There is clearly a problem with violent crime, knife crime and the horrific acid attacks that we have all heard about. There are many things that I would like to see us do to curb those terrible crimes. The shadow Minister knows that I totally agree with her about police numbers. That would be a good place to start. We could also stop releasing prisoners automatically halfway through their sentences, and then giving them scandalous 28-day fixed-term recalls when they reoffend. We could stop faffing around and interfering with the police on stop and search and let the police get on with their job. We could also ensure that much tougher sentences are handed down by our courts in the first place to persistent and serious offenders.
This Bill is clearly the Government’s attempt to do something. I just hope, as I do with all Bills, that there are no unintended consequences. One thing that strikes me as a possible example of that is the intention to prevent online and remote retailers being able to deliver knives to residential premises. That means that people will have to pick up knives themselves, and in an age of increased internet shopping, this will reverse that trend, forcing the general public to collect their own knives and somehow get them home. I sincerely hope that ordinary, decent, law-abiding people do not get caught up in any possession charges for, for example, forgetting to remove the knife for a few days after purchase, and finding that they have no legal, lawful authority to be in possession of the blade.

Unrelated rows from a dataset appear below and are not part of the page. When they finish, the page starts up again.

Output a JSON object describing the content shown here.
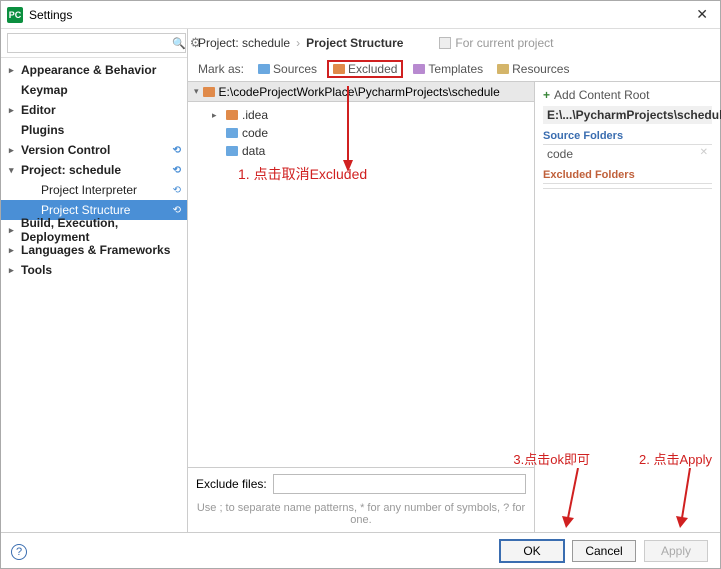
{
  "title": "Settings",
  "search_placeholder": "",
  "sidebar": {
    "items": [
      {
        "label": "Appearance & Behavior",
        "expandable": true,
        "bold": true
      },
      {
        "label": "Keymap",
        "bold": true
      },
      {
        "label": "Editor",
        "expandable": true,
        "bold": true
      },
      {
        "label": "Plugins",
        "bold": true
      },
      {
        "label": "Version Control",
        "expandable": true,
        "bold": true,
        "reset": true
      },
      {
        "label": "Project: schedule",
        "expandable": true,
        "expanded": true,
        "bold": true,
        "reset": true
      },
      {
        "label": "Project Interpreter",
        "sub": true,
        "reset": true
      },
      {
        "label": "Project Structure",
        "sub": true,
        "selected": true,
        "reset": true
      },
      {
        "label": "Build, Execution, Deployment",
        "expandable": true,
        "bold": true
      },
      {
        "label": "Languages & Frameworks",
        "expandable": true,
        "bold": true
      },
      {
        "label": "Tools",
        "expandable": true,
        "bold": true
      }
    ]
  },
  "breadcrumb": {
    "parent": "Project: schedule",
    "current": "Project Structure",
    "hint": "For current project"
  },
  "markas": {
    "label": "Mark as:",
    "sources": "Sources",
    "excluded": "Excluded",
    "templates": "Templates",
    "resources": "Resources"
  },
  "filetree": {
    "root": "E:\\codeProjectWorkPlace\\PycharmProjects\\schedule",
    "children": [
      {
        "label": ".idea",
        "expandable": true,
        "color": "orange"
      },
      {
        "label": "code",
        "color": "blue"
      },
      {
        "label": "data",
        "color": "blue"
      }
    ]
  },
  "exclude": {
    "label": "Exclude files:",
    "value": "",
    "hint": "Use ; to separate name patterns, * for any number of symbols, ? for one."
  },
  "rightpanel": {
    "add_root": "Add Content Root",
    "root_path": "E:\\...\\PycharmProjects\\schedule",
    "source_hdr": "Source Folders",
    "source_item": "code",
    "excluded_hdr": "Excluded Folders"
  },
  "footer": {
    "ok": "OK",
    "cancel": "Cancel",
    "apply": "Apply"
  },
  "annotations": {
    "a1": "1. 点击取消Excluded",
    "a2": "2. 点击Apply",
    "a3": "3.点击ok即可"
  }
}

The present situation is that if the knife is being delivered, it goes from the shop or warehouse straight to someone’s home, so this is currently not an issue in these circumstances. Conversely, it also seems to me to be a very handy possible excuse for someone caught in possession of a blade: a person just needs to buy a knife every day, and if they ever get stopped they can say that they have just bought it, as they could not buy it online, and then, presumably, they have a legal defence for carrying it.
Knives are very difficult to control, because they are everywhere. How many knives are in each and every household? That will not change. Knives will always be very accessible indeed. There is not really any need for anyone under the age of 18 to buy an average knife, as they will already easily be able to get hold of one if they so wish. What we can and must do is crack down on those who think that it is a good idea to carry them around with a view to using them in an attack, or defending themselves from an attack. On this point, I have some rare praise for the knife crime sentencing guidelines, which, as I understand it, have been amended recently and will increase the starting point for possession of a blade to about six months’ custody.
Bearing that in mind, the sentences proposed in the Bill for actions that are currently perfectly legal—in relation to traders for non-compliance after this Bill becomes law—also range up to 51 weeks. Although I appreciate that that is a maximum, I am not sure that these offences are in anything like the same league. Perhaps more pertinently, we were told, just the other day when we were discussing the sentences for those who attack emergency service workers, that it was right that the maximum should be set at a year. Therefore, giving 51 weeks to a trader for posting a knife to a residential address and also to someone for attacking an emergency service worker does not necessarily sit well with me.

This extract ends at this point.